2001年 アメリカ 99分
監督:ドミニク・セナ
出演:ジョン・トラボルタ、 ヒュー・ジャックマン、 ハル・ベリー、 ドン・チーゲル
ど派手な銀行襲撃もの。 ★★★★
引退して落ちぶれた生活をしている元ハッカーのスタンリー(ヒュー・ジャックマン)のもとにジンジャーと名乗る美女(ハル・ベリー)があらわれる。
彼女の提示した高額な報酬につられて、スタンリーは謎の男ガブリエル(ジョン・トラボルタ)に会いに行く。
冒頭でトラボルタがハリウッド映画のうんちくを喋っているものだから、あれ? これはなんだ?と、まず思ってしまうが、実は・・・。
上手い導入部である。
トラボルタがかなりの理論家で、物事の分析能力などにも長けていることをそれとなく示していた。
そのトラボルタ扮するガブリエルの計画は、麻薬取締局が極秘作戦“ソードフィッシュ”で貯めた95億ドルを、コンピューター操作でいただいてしまおうというもの。
で、スタンリーを必要としたわけである。
ガブリエルの豪壮な自宅では裸の美女がたむろしてお酒を飲み、(たぶんものすごく高性能な)コンピューターが用意されている。
悪人て、なんて羨ましい生活をしているんだあ(笑)。
前半の山場は、数百台のカメラを一斉にまわして撮影したという爆発場面。
鉄球が散らばる映像のすさまじさには唸った。
ここまでの映像はなかなかに思いつかないぞ。
それからの展開は二転三転、いやあ、これは面白かった。
ガブリエルは、見えるもので思い込むから騙されるのだ、とスタンリーに自慢げに説明するのだが、それはそのまま、監督が観客に対して自慢していることであるわけだ。
で、映画はやりたい放題。
後半の山場は、警察やFBIに取り囲まれてのバス脱出がどうなるのかというところ。
まさか、ああするとは。
ジョン・トラボルタは「サタデイ・ナイト・フィーバー」で出てきたときには、まったくノリだけの軽い兄ちゃんだな、と思っていた。
しかし、「パルプ・フィクション」あたりから悪人面で活躍し始めてからは、おお、重厚感が出てきたなと、お気に入りの俳優になった。
この作品でも、憎々しいまでの悪役ぶり。
沈着で、見せかけだけではなくて芯から非情なところにすごい存在感があった。
ハル・ベリーも、雌豹のようなセクシーさと、謎めいた危険さを身体中から発散していて、とても魅力的であった。

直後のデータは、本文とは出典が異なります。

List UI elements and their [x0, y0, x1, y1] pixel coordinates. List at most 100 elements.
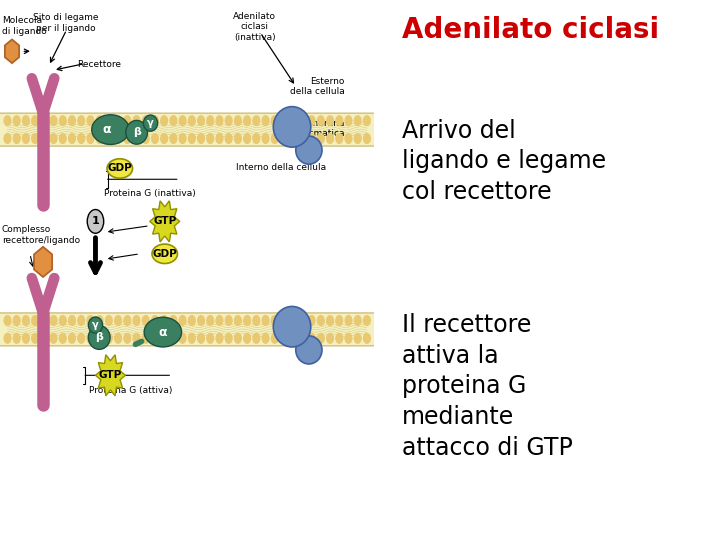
Circle shape	[262, 333, 269, 343]
Circle shape	[354, 116, 361, 126]
Circle shape	[308, 333, 315, 343]
Circle shape	[345, 116, 352, 126]
Circle shape	[207, 116, 214, 126]
Circle shape	[4, 315, 11, 325]
Circle shape	[271, 315, 278, 325]
Circle shape	[253, 116, 260, 126]
Circle shape	[308, 315, 315, 325]
Ellipse shape	[296, 136, 322, 164]
Text: Membrana
plasmatica: Membrana plasmatica	[295, 119, 344, 138]
Circle shape	[41, 116, 48, 126]
Circle shape	[106, 116, 112, 126]
Circle shape	[281, 116, 287, 126]
Circle shape	[364, 133, 370, 143]
Circle shape	[96, 315, 103, 325]
Circle shape	[170, 116, 176, 126]
Circle shape	[179, 333, 186, 343]
Circle shape	[41, 333, 48, 343]
Circle shape	[133, 116, 140, 126]
Text: Proteina G (attiva): Proteina G (attiva)	[89, 386, 173, 395]
Circle shape	[32, 133, 38, 143]
Circle shape	[78, 133, 84, 143]
Circle shape	[235, 315, 241, 325]
Circle shape	[207, 315, 214, 325]
Circle shape	[198, 116, 204, 126]
Circle shape	[96, 116, 103, 126]
Text: Proteina G (inattiva): Proteina G (inattiva)	[104, 189, 196, 198]
Circle shape	[50, 133, 57, 143]
Circle shape	[318, 133, 324, 143]
Circle shape	[60, 116, 66, 126]
FancyArrowPatch shape	[135, 341, 142, 345]
Circle shape	[161, 333, 168, 343]
Polygon shape	[96, 355, 125, 396]
Circle shape	[290, 333, 297, 343]
Circle shape	[50, 333, 57, 343]
Circle shape	[198, 315, 204, 325]
Circle shape	[68, 116, 76, 126]
Circle shape	[271, 333, 278, 343]
Ellipse shape	[143, 115, 158, 131]
Circle shape	[143, 315, 149, 325]
Ellipse shape	[91, 115, 129, 145]
Circle shape	[327, 116, 333, 126]
Ellipse shape	[144, 317, 181, 347]
Circle shape	[161, 315, 168, 325]
Circle shape	[152, 315, 158, 325]
Circle shape	[244, 133, 251, 143]
Circle shape	[60, 315, 66, 325]
Circle shape	[87, 210, 104, 233]
Ellipse shape	[89, 326, 110, 349]
Circle shape	[87, 333, 94, 343]
Circle shape	[50, 116, 57, 126]
Text: γ: γ	[147, 118, 154, 128]
FancyBboxPatch shape	[0, 313, 376, 346]
Circle shape	[14, 315, 20, 325]
Circle shape	[299, 116, 306, 126]
Circle shape	[308, 133, 315, 143]
Text: Sito di legame
per il ligando: Sito di legame per il ligando	[33, 14, 98, 33]
Ellipse shape	[152, 244, 177, 264]
Text: Adenilato
ciclasi
(inattiva): Adenilato ciclasi (inattiva)	[233, 12, 276, 42]
Circle shape	[22, 133, 30, 143]
Circle shape	[170, 133, 176, 143]
Circle shape	[327, 315, 333, 325]
Circle shape	[253, 333, 260, 343]
Circle shape	[179, 315, 186, 325]
Text: α: α	[158, 326, 167, 339]
Circle shape	[78, 333, 84, 343]
Circle shape	[244, 116, 251, 126]
Text: Il recettore
attiva la
proteina G
mediante
attacco di GTP: Il recettore attiva la proteina G median…	[402, 313, 573, 460]
Circle shape	[198, 133, 204, 143]
Circle shape	[32, 116, 38, 126]
Text: Complesso
recettore/ligando: Complesso recettore/ligando	[2, 225, 80, 245]
Circle shape	[114, 315, 122, 325]
Circle shape	[308, 116, 315, 126]
Circle shape	[318, 116, 324, 126]
Ellipse shape	[274, 106, 311, 147]
Circle shape	[133, 315, 140, 325]
Circle shape	[318, 333, 324, 343]
Circle shape	[299, 315, 306, 325]
Circle shape	[281, 133, 287, 143]
Circle shape	[143, 333, 149, 343]
Circle shape	[189, 333, 195, 343]
Circle shape	[290, 133, 297, 143]
Circle shape	[22, 333, 30, 343]
Circle shape	[225, 133, 232, 143]
Circle shape	[32, 333, 38, 343]
Circle shape	[216, 116, 222, 126]
Circle shape	[124, 333, 130, 343]
Circle shape	[124, 315, 130, 325]
Text: Recettore: Recettore	[77, 60, 121, 70]
Circle shape	[68, 333, 76, 343]
Ellipse shape	[89, 317, 102, 333]
Circle shape	[354, 133, 361, 143]
Circle shape	[244, 333, 251, 343]
Circle shape	[60, 333, 66, 343]
Circle shape	[87, 315, 94, 325]
Circle shape	[318, 315, 324, 325]
Circle shape	[281, 315, 287, 325]
Circle shape	[114, 333, 122, 343]
Circle shape	[364, 116, 370, 126]
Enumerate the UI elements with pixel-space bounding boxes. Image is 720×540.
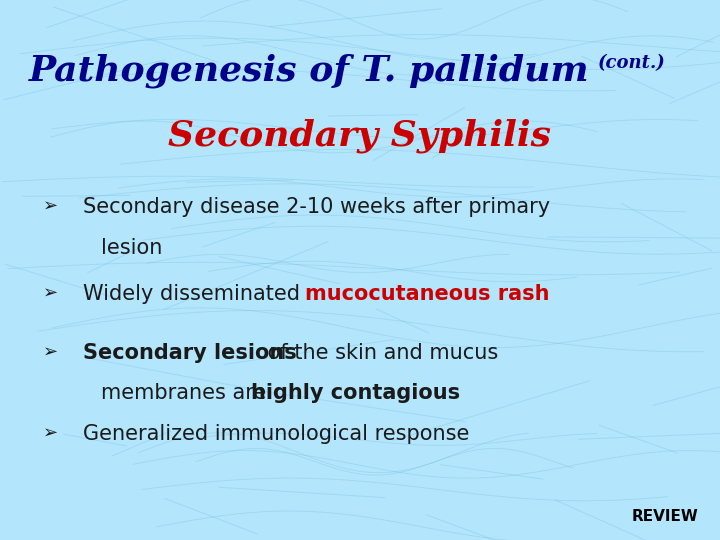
- Text: membranes are: membranes are: [101, 383, 273, 403]
- Text: mucocutaneous rash: mucocutaneous rash: [305, 284, 549, 303]
- Text: (cont.): (cont.): [598, 54, 665, 72]
- Text: Pathogenesis of T. pallidum: Pathogenesis of T. pallidum: [29, 54, 590, 89]
- Text: ➢: ➢: [43, 424, 58, 442]
- Text: Generalized immunological response: Generalized immunological response: [83, 424, 469, 444]
- Text: of the skin and mucus: of the skin and mucus: [261, 343, 499, 363]
- Text: ➢: ➢: [43, 343, 58, 361]
- Text: Secondary disease 2-10 weeks after primary: Secondary disease 2-10 weeks after prima…: [83, 197, 550, 217]
- Text: REVIEW: REVIEW: [631, 509, 698, 524]
- Text: ➢: ➢: [43, 197, 58, 215]
- Text: Secondary Syphilis: Secondary Syphilis: [168, 119, 552, 153]
- Text: Secondary lesions: Secondary lesions: [83, 343, 297, 363]
- Text: Widely disseminated: Widely disseminated: [83, 284, 307, 303]
- Text: highly contagious: highly contagious: [251, 383, 459, 403]
- Text: lesion: lesion: [101, 238, 162, 258]
- Text: ➢: ➢: [43, 284, 58, 301]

赤いミニスカートで、”IQが高くても、アレも上手いのよ”なんて耳元でささやかれたら、男たるもの、みな骨抜きになるわなあ(笑)。
タイトルの”ソードフィッシュ”って、なんのことだろう?と思って、少し調べてみた。
すると、禁酒法時代にこっそりと酒を飲ませる酒場に出入りするときの合い言葉が”ソードフィッシュ”だったとのこと。
それ以来、アメリカでは代表的な合い言葉の見本なのだそうだ(名前の見本が太郎と花子、ジャック&ベティのように)。
なるほど。
(以下、完全ネタバレ)
ストーリーとしては何度もどんでん返しを狙っているので、ちょっと無理なところも出てくる。

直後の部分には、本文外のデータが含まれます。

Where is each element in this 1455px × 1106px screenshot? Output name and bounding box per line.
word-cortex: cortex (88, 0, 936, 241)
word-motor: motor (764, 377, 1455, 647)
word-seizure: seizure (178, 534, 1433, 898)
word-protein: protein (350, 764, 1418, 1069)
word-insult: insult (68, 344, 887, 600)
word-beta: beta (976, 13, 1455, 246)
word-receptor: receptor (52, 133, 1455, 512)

たとえば、ジンジャーをあんな風にしてみせる必要が、どこにあったのか?
騙す相手がスタンリーじゃなくて、まるっきり観客になってしまっているよ(笑)。
それに、ガブリエルが、本当のガブリエルの死体を用意しておいたのはいいとしても、最後に素人のスタンリーがロケット・ミサイルを発射することまで予想しておくのは、どう考えても無理でしょ。
しかし、面白かったので、そのあたりには文句を言わないことにして。
DVDには別のエンディングが2つ収められていたが、やはり本編のエンディングが一番良かった。